Nós dividimos a responsabilidade de representar as pessoas em todas as dimensões, levando em conta gênero, idade e necessidades especiais. Esse trabalho é para sempre.

Seja humano

Já faz tempo que a nossa cultura incorpora uma mão na massa coletiva para fazer o nosso trabalho chegar ao mundo mais rápido. No entanto, dessa vez as coisas foram diferentes. Todo mundo estava em casa, o que tornava mais difícil chegar aos resultados. Além disso, todo mundo estava com medo e preocupado. Um ano depois do início da pandemia, alguns de nós ainda não conseguiram abraçar ou visitar seus entes queridos. Alguns de nós estão vivendo sozinhos ou em uma casa cheia. Outros têm dificuldade de manter uma rotina, de permanecer ativos e inspirados. Mas se mostrar vulnerável para os outros e demonstrar a nossa condição humana nos aproximou. Nossas telas se encheram com nossos filhos, pais, bichos de estimação, parceiros e parceiras. São esses os momentos que nos fizeram rir e nos uniram como uma família.

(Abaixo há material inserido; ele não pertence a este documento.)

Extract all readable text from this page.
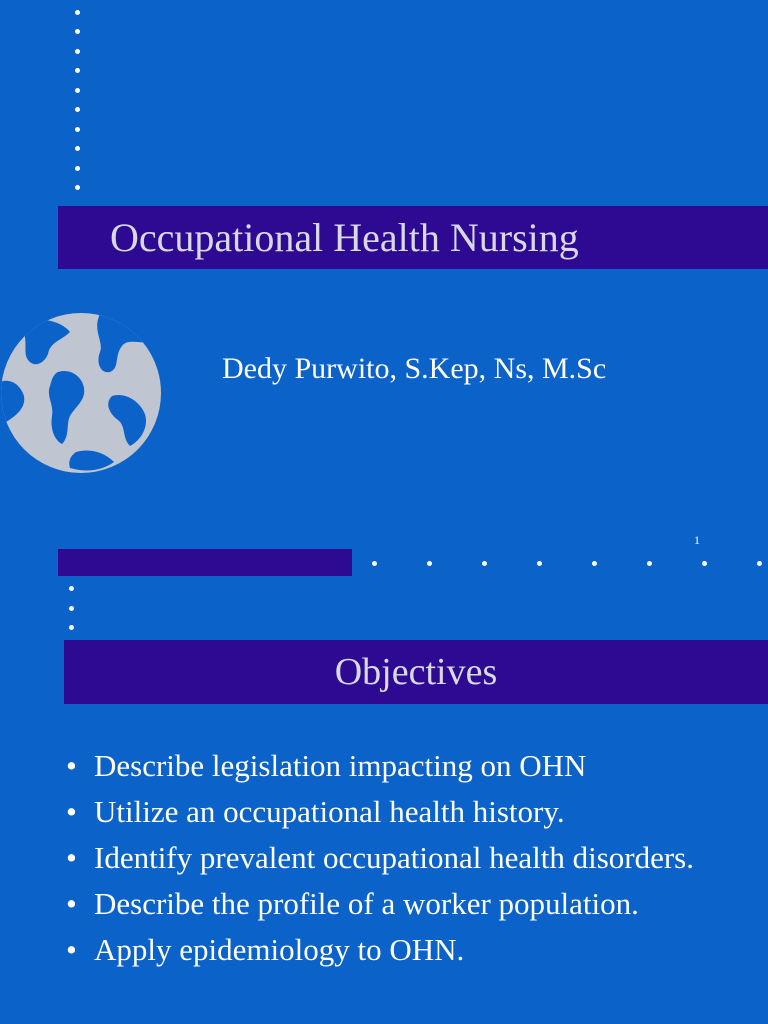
Occupational Health Nursing
Dedy Purwito, S.Kep, Ns, M.Sc
1
Objectives
• Describe legislation impacting on OHN
• Utilize an occupational health history.
• Identify prevalent occupational health disorders.
• Describe the profile of a worker population.
• Apply epidemiology to OHN.
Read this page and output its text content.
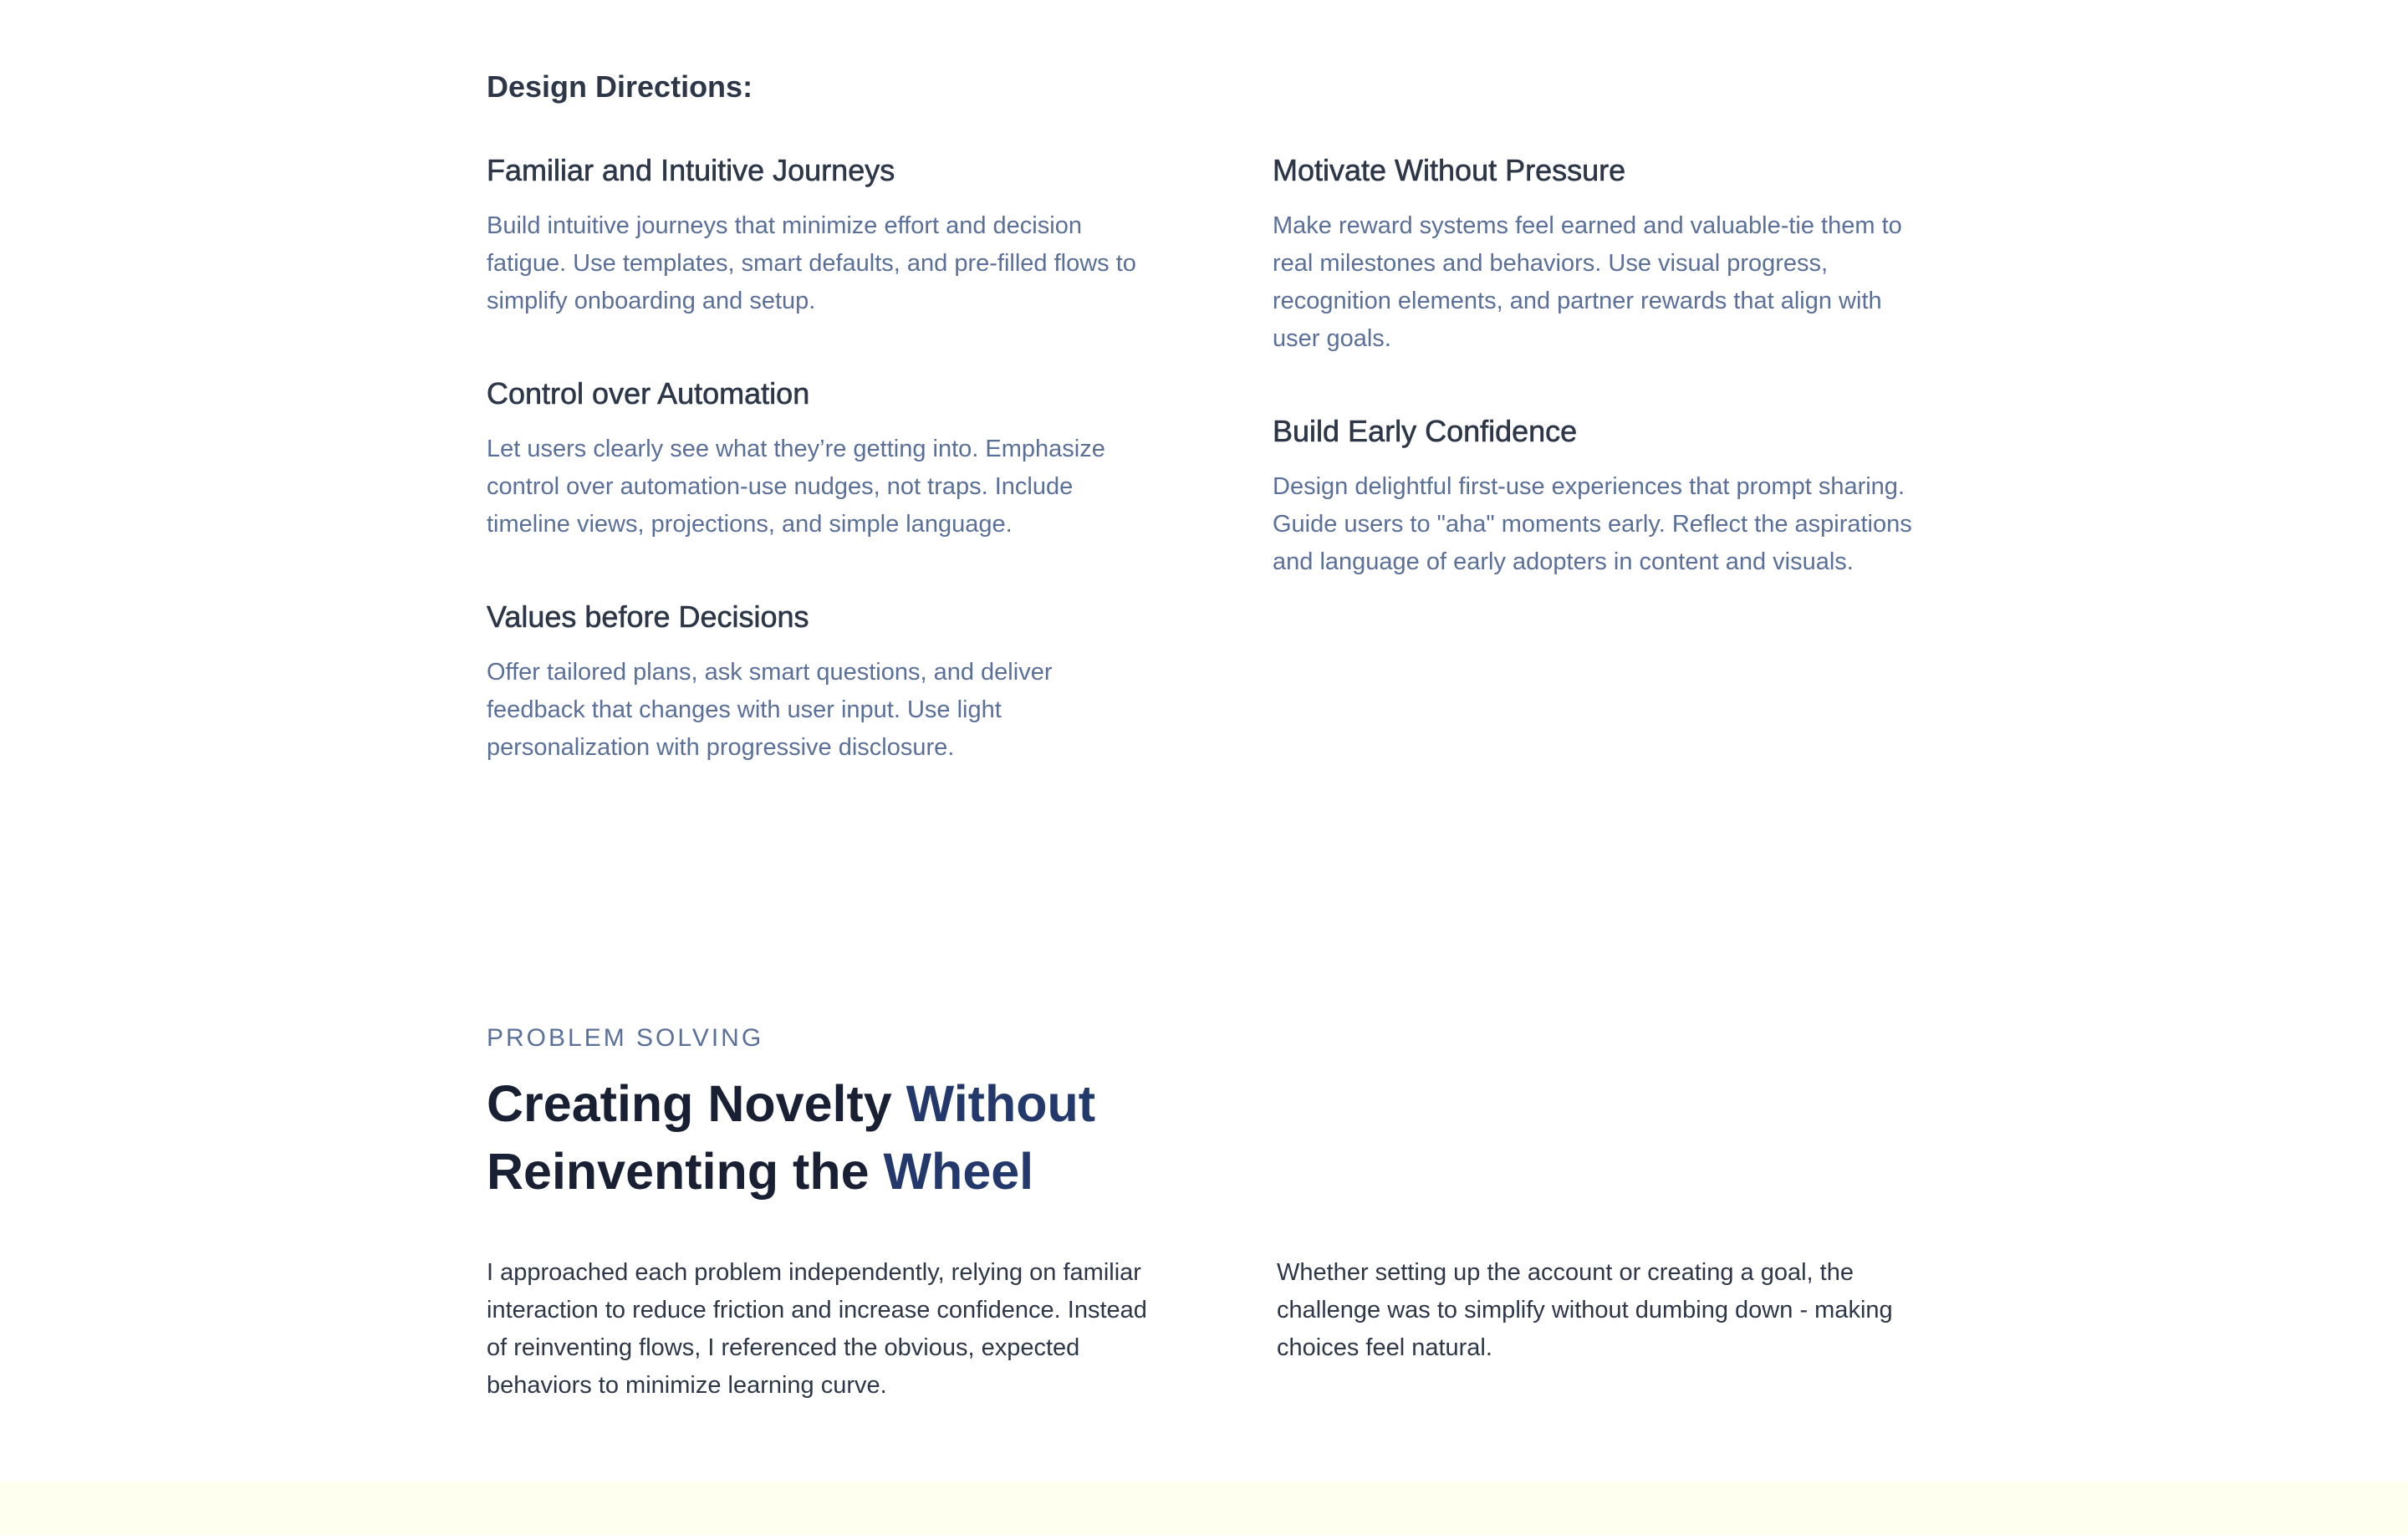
Design Directions:
Familiar and Intuitive Journeys

Build intuitive journeys that minimize effort and decision fatigue. Use templates, smart defaults, and pre-filled flows to simplify onboarding and setup.

Control over Automation

Let users clearly see what they’re getting into. Emphasize control over automation-use nudges, not traps. Include timeline views, projections, and simple language.

Values before Decisions

Offer tailored plans, ask smart questions, and deliver feedback that changes with user input. Use light personalization with progressive disclosure.

Motivate Without Pressure

Make reward systems feel earned and valuable-tie them to real milestones and behaviors. Use visual progress, recognition elements, and partner rewards that align with user goals.

Build Early Confidence

Design delightful first-use experiences that prompt sharing. Guide users to "aha" moments early. Reflect the aspirations and language of early adopters in content and visuals.

PROBLEM SOLVING

Creating Novelty Without
Reinventing the Wheel

I approached each problem independently, relying on familiar interaction to reduce friction and increase confidence. Instead of reinventing flows, I referenced the obvious, expected behaviors to minimize learning curve.

Whether setting up the account or creating a goal, the challenge was to simplify without dumbing down - making choices feel natural.
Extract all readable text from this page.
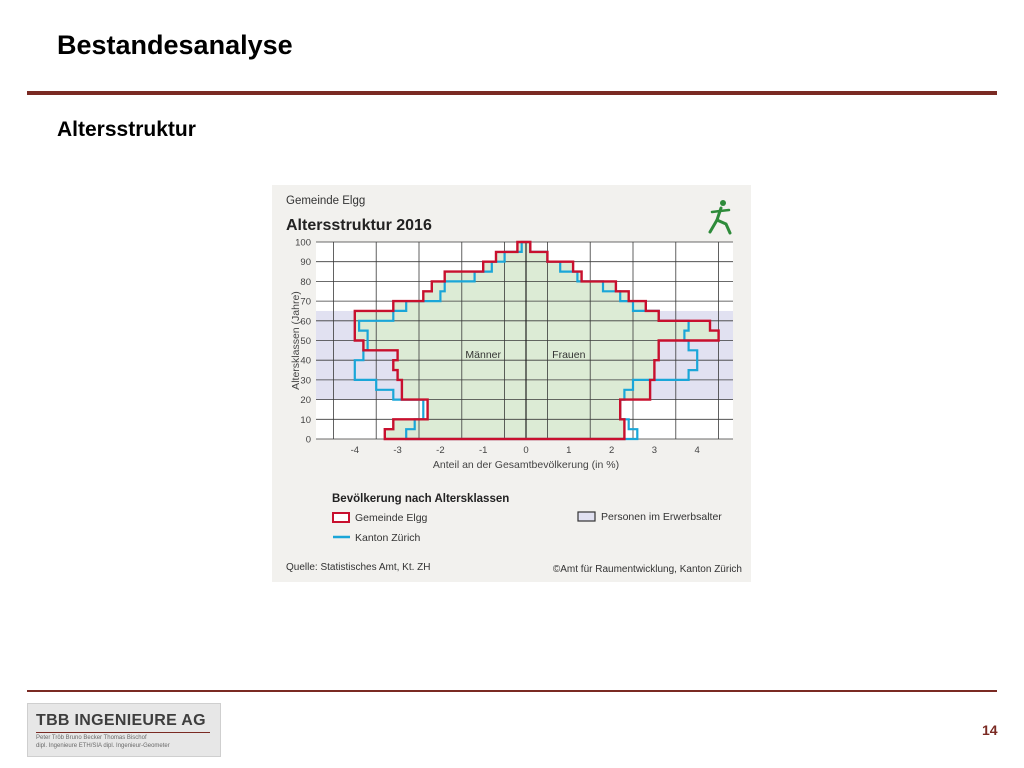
Bestandesanalyse
Altersstruktur
Gemeinde Elgg
Altersstruktur 2016
0
10
20
30
40
50
60
70
80
90
100
-4	-3	-2	-1	0	1	2	3	4
Männer	Frauen
Anteil an der Gesamtbevölkerung (in %)
Altersklassen (Jahre)
Bevölkerung nach Altersklassen
Gemeinde Elgg
Kanton Zürich
Personen im Erwerbsalter
Quelle: Statistisches Amt, Kt. ZH	©Amt für Raumentwicklung, Kanton Zürich
TBB INGENIEURE AG
Peter Tröb Bruno Becker Thomas Bischof
dipl. Ingenieure ETH/SIA dipl. Ingenieur-Geometer
14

Nós raramente falávamos sobre bem-estar no passado, mas isso mudou e nos trouxe mais força. Por exemplo, paramos de falar sobre nosso trabalho em duas das nossas reuniões com as equipes de marketing. Ao invés disso, falamos apenas como estamos. Isso deu às pessoas a chance de ser vulneráveis, de compartilhar, de falar e de se sentir apoiadas. Nos demos conta da necessidade de fazer do bem-estar uma prioridade. Os líderes e gestores podem tornar a cultura do autocuidado algo mais acessível para as pessoas. E os próprios líderes precisam ser modelo dessa ideia — usando, por exemplo, recursos como a programação de envios no Gmail.